While Samsung continues to reap the rewards of being the world's largest Android partner, it also has its eyes set on the future of the connected home. "Samsung is very focused on the internet of things," said David Eun, the president of Samsung Next, the company's investment arm. At the Wall Street Journal's D.Live conference today, he said that there'll come a time when your home will be covered in connected devices.
"We think this could be the third wave where you have programmable objects blanketing your home," he said. Eun said that the company has already been investing in certain companies to help accelerate this effort, such as the purchase of home automation platform SmartThings in 2014. Now, it's the defacto platform for all of Samsung's connected devices, such as the Connect Home router and a cellular smart tag.
Yet, the internet of things hasn't leapt off to a great start. For many, it's still confusing to use, with far too many apps and a laborious set-up process. There's also the recent problem of security, with IoT devices frequently used as a target for botnets.
Eun remains optimistic, however. "The internet of things is an interesting area of growth for us," he said. Connected homes can also prevent theft, he said, by alerting the owner of any disturbances. And while rivals like Amazon and Google are relying on embedding existing devices with their own smart assistants (Alexa and Google Assistant respectively), Samsung has the advantage of making its own hardware too.
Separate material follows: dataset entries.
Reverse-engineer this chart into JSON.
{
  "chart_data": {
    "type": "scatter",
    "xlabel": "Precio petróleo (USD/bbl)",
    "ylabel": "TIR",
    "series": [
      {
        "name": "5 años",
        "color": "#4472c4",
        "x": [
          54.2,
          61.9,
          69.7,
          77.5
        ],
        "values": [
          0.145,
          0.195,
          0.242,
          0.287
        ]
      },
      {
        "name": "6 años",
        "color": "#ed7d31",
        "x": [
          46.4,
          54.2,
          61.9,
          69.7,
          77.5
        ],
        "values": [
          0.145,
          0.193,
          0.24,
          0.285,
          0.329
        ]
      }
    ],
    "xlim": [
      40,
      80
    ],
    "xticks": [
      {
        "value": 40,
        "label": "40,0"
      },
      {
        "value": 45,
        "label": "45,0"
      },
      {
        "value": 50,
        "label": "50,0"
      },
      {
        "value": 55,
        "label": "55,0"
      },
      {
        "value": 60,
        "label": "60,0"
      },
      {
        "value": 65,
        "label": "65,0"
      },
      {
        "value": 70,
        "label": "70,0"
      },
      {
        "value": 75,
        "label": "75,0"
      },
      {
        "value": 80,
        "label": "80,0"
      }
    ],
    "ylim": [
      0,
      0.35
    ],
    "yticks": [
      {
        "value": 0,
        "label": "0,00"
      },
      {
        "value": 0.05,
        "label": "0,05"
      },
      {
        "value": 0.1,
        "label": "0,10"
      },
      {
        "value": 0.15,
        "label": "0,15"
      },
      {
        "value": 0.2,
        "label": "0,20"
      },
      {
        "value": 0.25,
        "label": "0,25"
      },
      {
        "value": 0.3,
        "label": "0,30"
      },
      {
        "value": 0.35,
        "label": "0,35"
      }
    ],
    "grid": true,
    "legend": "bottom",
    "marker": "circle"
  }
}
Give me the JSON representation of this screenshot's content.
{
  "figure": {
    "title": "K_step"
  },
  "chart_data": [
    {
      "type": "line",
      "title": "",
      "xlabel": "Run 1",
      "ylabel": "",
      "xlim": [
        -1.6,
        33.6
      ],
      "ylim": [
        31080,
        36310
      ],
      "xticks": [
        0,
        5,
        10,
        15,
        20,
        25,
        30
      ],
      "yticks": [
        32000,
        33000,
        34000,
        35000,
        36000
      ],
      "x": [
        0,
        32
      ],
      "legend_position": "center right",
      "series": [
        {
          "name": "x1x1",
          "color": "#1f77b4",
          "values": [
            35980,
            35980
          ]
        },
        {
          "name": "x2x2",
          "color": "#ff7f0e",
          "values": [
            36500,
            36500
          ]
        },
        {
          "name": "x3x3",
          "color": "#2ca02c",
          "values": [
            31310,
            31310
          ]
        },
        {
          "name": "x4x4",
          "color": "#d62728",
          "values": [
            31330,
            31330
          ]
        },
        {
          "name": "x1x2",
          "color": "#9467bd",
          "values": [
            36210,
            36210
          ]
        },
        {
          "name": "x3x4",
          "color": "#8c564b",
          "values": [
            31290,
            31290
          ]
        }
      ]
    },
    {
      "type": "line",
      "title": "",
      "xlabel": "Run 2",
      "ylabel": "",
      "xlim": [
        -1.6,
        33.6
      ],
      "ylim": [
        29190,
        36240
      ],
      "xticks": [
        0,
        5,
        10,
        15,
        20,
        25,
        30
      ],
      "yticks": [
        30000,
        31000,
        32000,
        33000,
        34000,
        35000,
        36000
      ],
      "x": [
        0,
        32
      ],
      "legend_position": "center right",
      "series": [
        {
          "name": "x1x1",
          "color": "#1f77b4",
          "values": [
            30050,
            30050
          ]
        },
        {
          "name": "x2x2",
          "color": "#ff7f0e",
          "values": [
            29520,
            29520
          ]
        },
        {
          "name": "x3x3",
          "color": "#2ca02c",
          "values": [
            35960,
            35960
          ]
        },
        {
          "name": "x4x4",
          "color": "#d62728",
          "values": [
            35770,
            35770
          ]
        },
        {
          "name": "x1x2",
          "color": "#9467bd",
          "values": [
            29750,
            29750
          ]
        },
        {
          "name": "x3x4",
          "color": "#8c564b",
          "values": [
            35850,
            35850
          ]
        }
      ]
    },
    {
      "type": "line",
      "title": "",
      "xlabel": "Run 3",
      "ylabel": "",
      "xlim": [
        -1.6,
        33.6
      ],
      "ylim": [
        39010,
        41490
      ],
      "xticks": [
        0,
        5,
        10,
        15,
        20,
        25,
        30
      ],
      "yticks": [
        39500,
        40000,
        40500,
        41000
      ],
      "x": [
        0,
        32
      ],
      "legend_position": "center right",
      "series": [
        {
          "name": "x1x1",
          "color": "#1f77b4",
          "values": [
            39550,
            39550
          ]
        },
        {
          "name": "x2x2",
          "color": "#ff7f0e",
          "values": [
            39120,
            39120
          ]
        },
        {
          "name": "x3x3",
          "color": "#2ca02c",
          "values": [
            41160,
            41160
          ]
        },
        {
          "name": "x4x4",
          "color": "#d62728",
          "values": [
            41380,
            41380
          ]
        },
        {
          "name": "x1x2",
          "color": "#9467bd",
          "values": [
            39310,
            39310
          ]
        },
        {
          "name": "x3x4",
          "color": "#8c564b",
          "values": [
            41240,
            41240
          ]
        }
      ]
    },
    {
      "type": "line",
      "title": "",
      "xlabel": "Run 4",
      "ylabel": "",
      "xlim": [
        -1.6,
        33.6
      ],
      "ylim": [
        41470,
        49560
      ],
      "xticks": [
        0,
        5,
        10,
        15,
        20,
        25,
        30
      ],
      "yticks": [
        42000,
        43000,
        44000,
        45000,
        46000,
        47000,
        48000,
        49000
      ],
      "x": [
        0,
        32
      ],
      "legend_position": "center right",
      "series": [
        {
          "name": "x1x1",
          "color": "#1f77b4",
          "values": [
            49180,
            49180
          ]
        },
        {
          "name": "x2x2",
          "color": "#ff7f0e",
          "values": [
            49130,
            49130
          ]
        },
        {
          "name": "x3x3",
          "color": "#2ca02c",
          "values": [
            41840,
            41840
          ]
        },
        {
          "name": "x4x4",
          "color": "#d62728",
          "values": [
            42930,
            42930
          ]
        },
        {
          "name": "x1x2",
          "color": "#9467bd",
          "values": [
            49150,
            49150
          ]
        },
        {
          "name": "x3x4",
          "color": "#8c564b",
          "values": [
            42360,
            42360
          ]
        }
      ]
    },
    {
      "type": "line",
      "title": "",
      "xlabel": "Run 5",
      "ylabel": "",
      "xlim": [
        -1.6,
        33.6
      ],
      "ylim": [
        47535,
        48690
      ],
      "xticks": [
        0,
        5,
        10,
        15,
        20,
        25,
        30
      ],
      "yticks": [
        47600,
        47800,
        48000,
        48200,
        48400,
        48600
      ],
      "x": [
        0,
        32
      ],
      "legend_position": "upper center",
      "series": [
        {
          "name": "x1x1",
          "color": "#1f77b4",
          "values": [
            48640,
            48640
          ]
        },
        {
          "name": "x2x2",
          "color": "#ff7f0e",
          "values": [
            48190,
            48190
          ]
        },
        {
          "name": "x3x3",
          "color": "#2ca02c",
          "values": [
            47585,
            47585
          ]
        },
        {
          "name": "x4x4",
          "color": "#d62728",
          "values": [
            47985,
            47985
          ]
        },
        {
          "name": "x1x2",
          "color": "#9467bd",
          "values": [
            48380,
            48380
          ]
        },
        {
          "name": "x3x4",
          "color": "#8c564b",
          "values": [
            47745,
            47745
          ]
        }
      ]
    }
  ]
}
Imagine a Bixby-powered Samsung fridge, for example, or a Bixby-powered Samsung washing machine.
All of this means heavy investment not just in hardware, but also in software and services, which is what Eun has been focusing on for the past few years. "We have to get the software equation right," he said, adding that it's essential to have a thoughtful integration of both hardware and software.
Part of the idea behind Samsung NEXT is to act as a startup within a very large company, and its job in recent years has been to identify "transformative software and services" and to discover them through investment and VC funds.
"We invested in virtual reality two to three years before coming out with a headset," said Eun. "It turns out investments can be incredibly strategic when you're thinking about innovation."
As for the past year, Eun admits that it's been a rough time at the company as it dealt with the fall out from the Galaxy Note 7 scandal. Still, the recent reception of Galaxy Note 8 was welcome. "It's been a record year," he said. "It's the most gratifying thing."